1. Impro-Basics oder „Bühne frei!“
1.1 Impro – Was ist das überhaupt?
Improtheater ist die Kunst, eine Szene aus dem Stegreif zu entwickeln. Die Spieler nehmen die Impulse von Mitspielern und Zuschauern auf und setzen sie spontan um. Maßgeblich wurde diese Theaterform von Keith Johnstone entwickelt, der seine eigene Theaterausbildung als einschüchternd und fantasietötend empfunden hatte. Als Regisseur und Schauspiellehrer in London animierte er daher seine Schüler zu mehr Spontaneität, indem er sie auf der Bühne Grimassen schneiden ließ oder sie dazu brachte, sich spielerisch zu ärgern. Damit widersetzte er sich sämtlichen Regeln, die er in seiner eigenen Ausbildung kennengelernt hatte. Als er sah, dass seine Schüler wieder mit mehr Freude spielten, entwickelte Johnstone daraus Theaterregeln. Neben Viola Spolin gilt er als einer der Begründer des Improtheaters.1
Wenn Menschen sich begegnen, folgt die Kommunikation keinem fertigen Drehbuch.

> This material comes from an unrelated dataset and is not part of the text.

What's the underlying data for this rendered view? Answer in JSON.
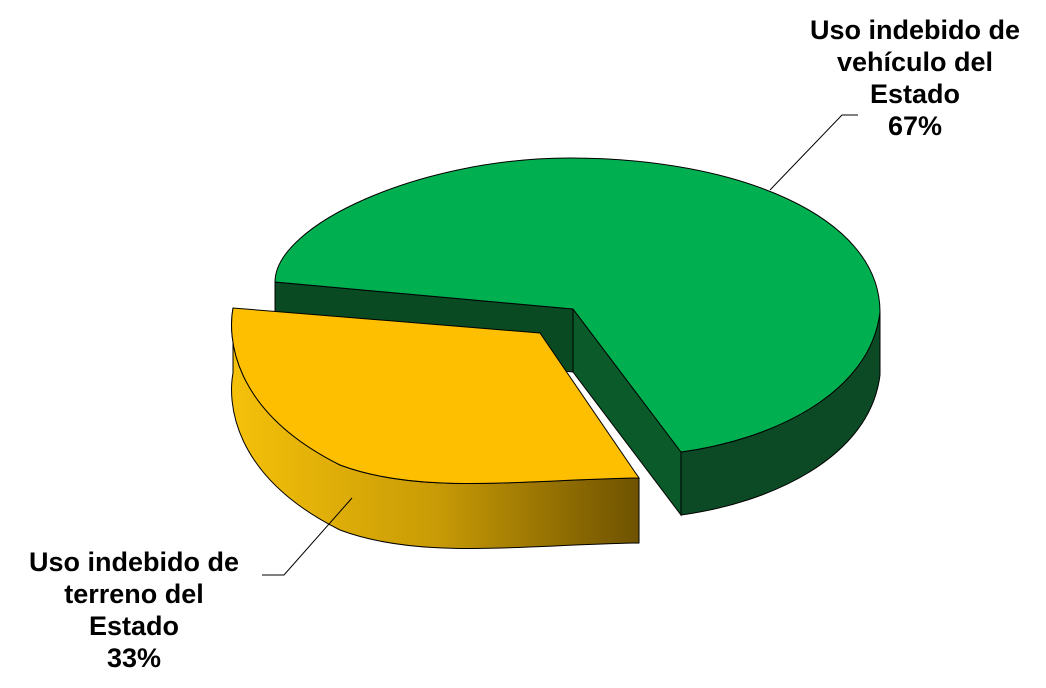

Nicht einmal dann, wenn sich ein Gesprächspartner vorher genau überlegt, was er sagen möchte. Beim Improvisationstheater ist es genauso. Anders als in fertigen Theaterstücken gibt es keine auswendig gelernten Dialoge und Abläufe. Es gibt bestenfalls ein grobes Raster für ein Spielformat, das ein Gerüst bietet, doch noch keinen Inhalt. Die Geschichten auf der Bühne entstehen erst in dem Moment, in dem sie gespielt werden. Jede Szene, jeder Auftritt ist deshalb einzigartig, ist Premiere und gleichzeitig Derniere, wie die letzte Darbietung eines Stücks an einem Spielort heißt.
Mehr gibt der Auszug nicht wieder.